/ More about Coimbra

Food, drink and music

Where to eat

Restaurant “Terraços da Alta” – near the University you can have a drink or a meal with a great view over the city.

Restaurant “O Pátio” – a traditional restaurant settled in the downtown secluded square Pátio da Inquisição.

Tavern “Casa Costa” – traditional tavern close to the University.

View from “Terraços da Alta” restautant (credit: Hugo Guímaro)

What to eat

Roasted piglet – traditional dish from the region that consists of a small pig roasted for two hours in wood-fired stove. In the downtown tavern Porta Larga at Rua das Padeiras 35 you can have it on a sandwich or dish.

Chanfana – old goat cooked in red wine. You can try it at restaurante O Pátio

Conventual sweets: Pastéis de Tentúgal, Queijadas, Arrufadas, pastéis de Santa Clara. Pastelaria Briosa at Largo da Portagem has a great variety of these.

Where to have a drink

Instituto Justiça e Paz – it serves lunches and has café/bar service in the afternoon. Its views over the river and the Botanical Garden’s wood can’t be missed.

View from Justiça e Paz balcony (credits: Justiça e Paz Institute)

Praça da República cafés (Tropical, Académico,…) – these are the assembly points in Coimbra’s night life, but are also very ameanable to have a drink after work. Located in a large square and shaded by old sycamores just by Jardim da Sereia, a garden where you can try to find the man-mermaid that named it. In this garden there is a colony of Iberian midewife toads Alytes cisternasii that can be heard in autumn.
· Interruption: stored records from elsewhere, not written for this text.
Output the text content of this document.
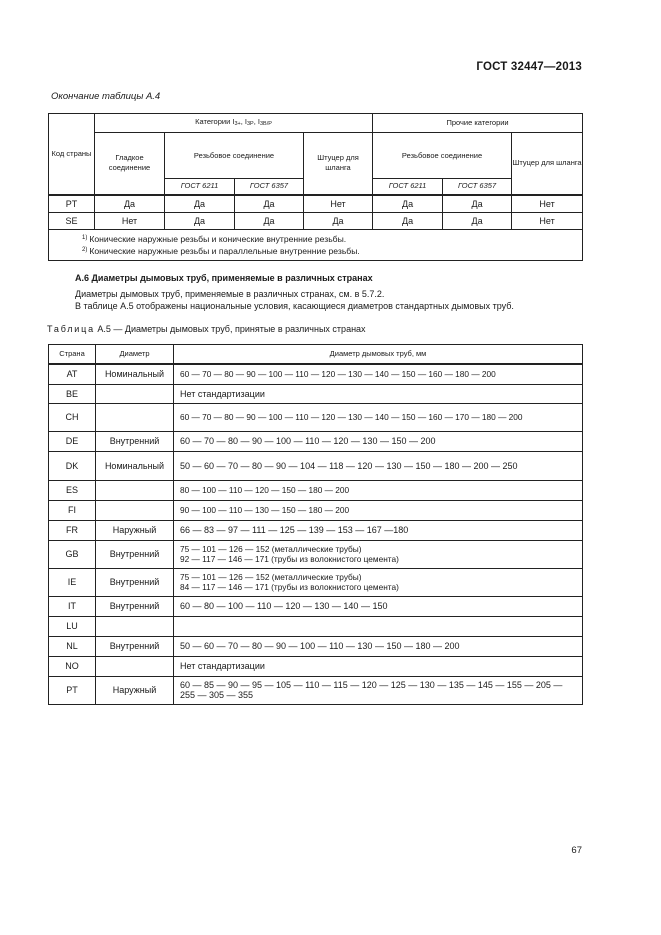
ГОСТ 32447—2013
Окончание таблицы А.4
Код страны	Категории $I_{3+}$, $I_{3P}$, $I_{3B/P}$				Прочие категории		
	Гладкое соединение	Резьбовое соединение		Штуцер для шланга	Резьбовое соединение		Штуцер для шланга
		ГОСТ 6211	ГОСТ 6357		ГОСТ 6211	ГОСТ 6357	
PT	Да	Да	Да	Нет	Да	Да	Нет
SE	Нет	Да	Да	Да	Да	Да	Нет

$^{1)}$ Конические наружные резьбы и конические внутренние резьбы.
$^{2)}$ Конические наружные резьбы и параллельные внутренние резьбы.							
А.6 Диаметры дымовых труб, применяемые в различных странах
Диаметры дымовых труб, применяемые в различных странах, см. в 5.7.2.
В таблице А.5 отображены национальные условия, касающиеся диаметров стандартных дымовых труб.
Таблица А.5 — Диаметры дымовых труб, принятые в различных странах
Страна	Диаметр	Диаметр дымовых труб, мм
AT	Номинальный	60 — 70 — 80 — 90 — 100 — 110 — 120 — 130 — 140 — 150 — 160 — 180 — 200
BE		Нет стандартизации
CH		60 — 70 — 80 — 90 — 100 — 110 — 120 — 130 — 140 — 150 — 160 — 170 — 180 — 200
DE	Внутренний	60 — 70 — 80 — 90 — 100 — 110 — 120 — 130 — 150 — 200
DK	Номинальный	50 — 60 — 70 — 80 — 90 — 104 — 118 — 120 — 130 — 150 — 180 — 200 — 250
ES		80 — 100 — 110 — 120 — 150 — 180 — 200
FI		90 — 100 — 110 — 130 — 150 — 180 — 200
FR	Наружный	66 — 83 — 97 — 111 — 125 — 139 — 153 — 167 —180
GB	Внутренний	75 — 101 — 126 — 152 (металлические трубы)
92 — 117 — 146 — 171 (трубы из волокнистого цемента)

IE	Внутренний	75 — 101 — 126 — 152 (металлические трубы)
84 — 117 — 146 — 171 (трубы из волокнистого цемента)

IT	Внутренний	60 — 80 — 100 — 110 — 120 — 130 — 140 — 150
LU		
NL	Внутренний	50 — 60 — 70 — 80 — 90 — 100 — 110 — 130 — 150 — 180 — 200
NO		Нет стандартизации
PT	Наружный	60 — 85 — 90 — 95 — 105 — 110 — 115 — 120 — 125 — 130 — 135 — 145 — 155 — 205 — 255 — 305 — 355
67
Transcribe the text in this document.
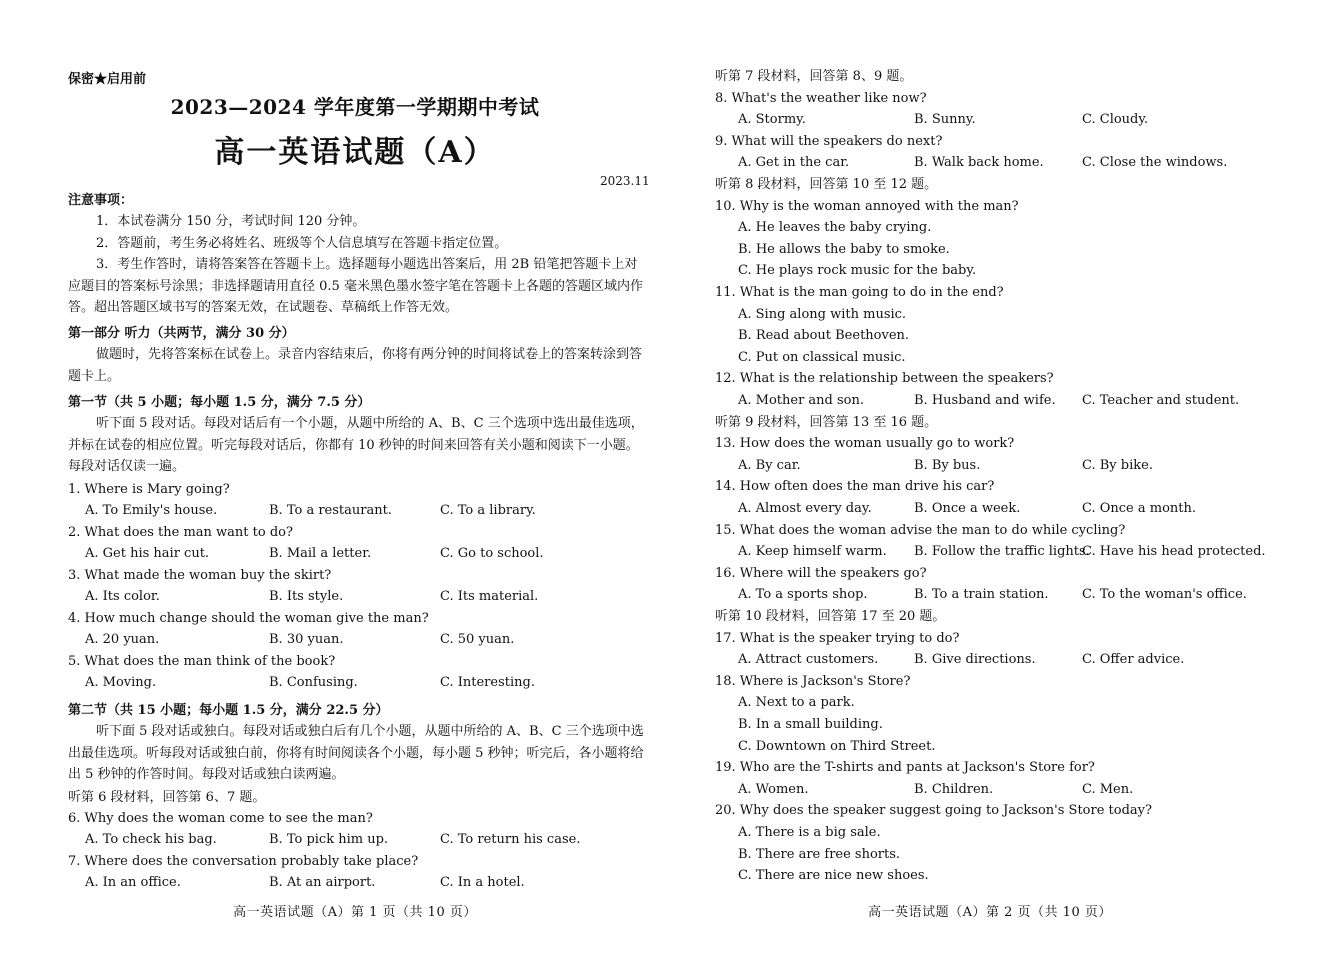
保密★启用前
2023—2024 学年度第一学期期中考试
高一英语试题（A）
2023.11
注意事项：
1．本试卷满分 150 分，考试时间 120 分钟。
2．答题前，考生务必将姓名、班级等个人信息填写在答题卡指定位置。
3．考生作答时，请将答案答在答题卡上。选择题每小题选出答案后，用 2B 铅笔把答题卡上对应题目的答案标号涂黑；非选择题请用直径 0.5 毫米黑色墨水签字笔在答题卡上各题的答题区域内作答。超出答题区域书写的答案无效，在试题卷、草稿纸上作答无效。
第一部分 听力（共两节，满分 30 分）
做题时，先将答案标在试卷上。录音内容结束后，你将有两分钟的时间将试卷上的答案转涂到答题卡上。
第一节（共 5 小题；每小题 1.5 分，满分 7.5 分）
听下面 5 段对话。每段对话后有一个小题，从题中所给的 A、B、C 三个选项中选出最佳选项，并标在试卷的相应位置。听完每段对话后，你都有 10 秒钟的时间来回答有关小题和阅读下一小题。每段对话仅读一遍。
1. Where is Mary going?
A. To Emily's house.	B. To a restaurant.	C. To a library.
2. What does the man want to do?
A. Get his hair cut.	B. Mail a letter.	C. Go to school.
3. What made the woman buy the skirt?
A. Its color.	B. Its style.	C. Its material.
4. How much change should the woman give the man?
A. 20 yuan.	B. 30 yuan.	C. 50 yuan.
5. What does the man think of the book?
A. Moving.	B. Confusing.	C. Interesting.
第二节（共 15 小题；每小题 1.5 分，满分 22.5 分）
听下面 5 段对话或独白。每段对话或独白后有几个小题，从题中所给的 A、B、C 三个选项中选出最佳选项。听每段对话或独白前，你将有时间阅读各个小题，每小题 5 秒钟；听完后，各小题将给出 5 秒钟的作答时间。每段对话或独白读两遍。
听第 6 段材料，回答第 6、7 题。
6. Why does the woman come to see the man?
A. To check his bag.	B. To pick him up.	C. To return his case.
7. Where does the conversation probably take place?
A. In an office.	B. At an airport.	C. In a hotel.
高一英语试题（A）第 1 页（共 10 页）
听第 7 段材料，回答第 8、9 题。
8. What's the weather like now?
A. Stormy.	B. Sunny.	C. Cloudy.
9. What will the speakers do next?
A. Get in the car.	B. Walk back home.	C. Close the windows.
听第 8 段材料，回答第 10 至 12 题。
10. Why is the woman annoyed with the man?
A. He leaves the baby crying.
B. He allows the baby to smoke.
C. He plays rock music for the baby.
11. What is the man going to do in the end?
A. Sing along with music.
B. Read about Beethoven.
C. Put on classical music.
12. What is the relationship between the speakers?
A. Mother and son.	B. Husband and wife. C. Teacher and student.
听第 9 段材料，回答第 13 至 16 题。
13. How does the woman usually go to work?
A. By car.	B. By bus.	C. By bike.
14. How often does the man drive his car?
A. Almost every day.	B. Once a week.	C. Once a month.
15. What does the woman advise the man to do while cycling?
A. Keep himself warm. B. Follow the traffic lights.
C. Have his head protected.
16. Where will the speakers go?
A. To a sports shop.	B. To a train station.	C. To the woman's office.
听第 10 段材料，回答第 17 至 20 题。
17. What is the speaker trying to do?
A. Attract customers.	B. Give directions.	C. Offer advice.
18. Where is Jackson's Store?
A. Next to a park.
B. In a small building.
C. Downtown on Third Street.
19. Who are the T-shirts and pants at Jackson's Store for?
A. Women.	B. Children.	C. Men.
20. Why does the speaker suggest going to Jackson's Store today?
A. There is a big sale.
B. There are free shorts.
C. There are nice new shoes.
高一英语试题（A）第 2 页（共 10 页）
Praça da Républica (credit: erasmus)

OTHER PLACES: Praxis - sells the beers it produces. It has a variety of beers included the recovered beer brands Onyx and Topázio produced in the region since 1924 / Epicura - Drink an artesinal beer looking at a postcard view of the hill crowned by the University’s buildings.

Where to hear Fado

Coimbra’s fado is different from others as it is only played by male members of the University dressed with the students’ uniform and cape. Some don’t even agree that it is called fado, and call it Canção de Coimbra. It mainly sings about love and longing for Coimbra, but during the academic crisis of the 60’s it was also used as interventional music against the ditactorship of the New State.

Coimbra’s Fado (credit: Hugo Guímaro)

Café Santa Cruz (everyday at 18h, free) - This old café opened in 1923 and was originally built in the 16th century as a church, but it has also already been a police station and a funeral home.

Santa Cruz Church and Café (credit: Hugo Guímaro)

OTHER PLACES: Casa Fado ao Centro – shows everyday at 18h (price approximatley 15€/pax) / À Capella – Casa de Fados -. Have a drink and listen to fado in this old chapel that has been a Jewish sinagogue and a shelter for pilgrims going to Santiago de Compostela.